You might have seen me post this recipe on The Chicklets Facebook page late last week.Mint-Watermelon Pops

I promised to put my new popsicle mold to good use by testing it out and reporting back. Well, here’s my report.

Turns out, watermelon-mint is not my favorite flavor combination.

I’m a little surprised. You see so many folks online raving about the watermelon-mint-feta cheese combo that I figured it’d be a natural winner.

Not for me.

The recipe itself couldn’t have been much easier. I halved it right from the start, because it seemed to me that 4 cups of watermelon would make way too much puree for my mold. (I won’t keep y’all in suspense: I was vindicated when it came time to fill the molds.)

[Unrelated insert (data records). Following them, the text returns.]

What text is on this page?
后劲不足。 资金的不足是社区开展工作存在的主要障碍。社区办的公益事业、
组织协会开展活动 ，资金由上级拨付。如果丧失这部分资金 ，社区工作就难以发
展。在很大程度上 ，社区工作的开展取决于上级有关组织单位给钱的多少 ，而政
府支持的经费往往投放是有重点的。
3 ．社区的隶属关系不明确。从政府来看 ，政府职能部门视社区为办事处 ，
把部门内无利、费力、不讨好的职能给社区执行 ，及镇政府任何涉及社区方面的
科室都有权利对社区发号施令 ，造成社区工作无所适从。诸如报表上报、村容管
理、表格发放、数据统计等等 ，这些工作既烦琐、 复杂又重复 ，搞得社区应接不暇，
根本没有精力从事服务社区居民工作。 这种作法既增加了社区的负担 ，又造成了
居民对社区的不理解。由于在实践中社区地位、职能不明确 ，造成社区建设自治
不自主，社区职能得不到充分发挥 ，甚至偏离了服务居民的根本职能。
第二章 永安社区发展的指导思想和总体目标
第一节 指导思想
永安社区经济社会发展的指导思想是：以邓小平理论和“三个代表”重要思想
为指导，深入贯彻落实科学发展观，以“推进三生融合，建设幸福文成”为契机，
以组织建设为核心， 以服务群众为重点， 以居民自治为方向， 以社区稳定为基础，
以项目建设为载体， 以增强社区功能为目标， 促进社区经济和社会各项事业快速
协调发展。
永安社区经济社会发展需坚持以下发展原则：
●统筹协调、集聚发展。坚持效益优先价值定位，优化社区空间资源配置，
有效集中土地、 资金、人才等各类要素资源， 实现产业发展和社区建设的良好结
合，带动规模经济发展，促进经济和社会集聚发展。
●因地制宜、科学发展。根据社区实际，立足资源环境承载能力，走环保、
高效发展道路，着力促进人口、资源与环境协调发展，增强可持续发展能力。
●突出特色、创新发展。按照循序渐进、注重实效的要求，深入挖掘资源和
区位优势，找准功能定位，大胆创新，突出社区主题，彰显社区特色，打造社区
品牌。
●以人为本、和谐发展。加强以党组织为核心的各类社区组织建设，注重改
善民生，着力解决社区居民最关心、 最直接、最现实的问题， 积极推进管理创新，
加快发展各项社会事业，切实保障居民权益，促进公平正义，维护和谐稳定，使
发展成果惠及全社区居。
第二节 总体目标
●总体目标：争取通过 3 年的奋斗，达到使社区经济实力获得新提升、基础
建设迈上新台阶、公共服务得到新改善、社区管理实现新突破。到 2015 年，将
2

I diced the watermelon and mint leaves. Figuring the blender would chop the mint into even smaller pieces, I didn’t chop it too finely. (That may have been a mistake. There were some too-large chunks of mint in my finished popsicles.)

I subbed Splenda for the sugar the recipe calls for. I think should have left it out altogether — the end result was way too sweet for me.

After several hours in the freezer, they were ready to enjoy.

I’ve already eaten two of the four popsicles. They’re OK, but not OMG delicious.

The semi-failure of watermelon-mint pops hasn’t stopped me from dreaming up other fruit-pop combinations, though. I picked up bags of frozen blueberries and cherries during my biweekly shopping trip — and I still have peaches, pineapple and mango in the freezer.

I bet flat-out pureed mangoes would be excellent in popsicle form. Oooh — how about Banana Ice Cream, flavored with cocoa powder and maybe peanut butter?

And in the non-fruit arena, how about root beer mixed with a little milk or cream? Black Cow, anyone? (Those used to be my favorite milkshake at Arby’s.)

I also have my eye on these Red, White and Blueberry Popsicles (using strawberries, not raspberries, because I don’t like raspberry seeds). They’re beautiful to look at … although with my rocket pop mold, they’d look more like an AstroPop than the American flag.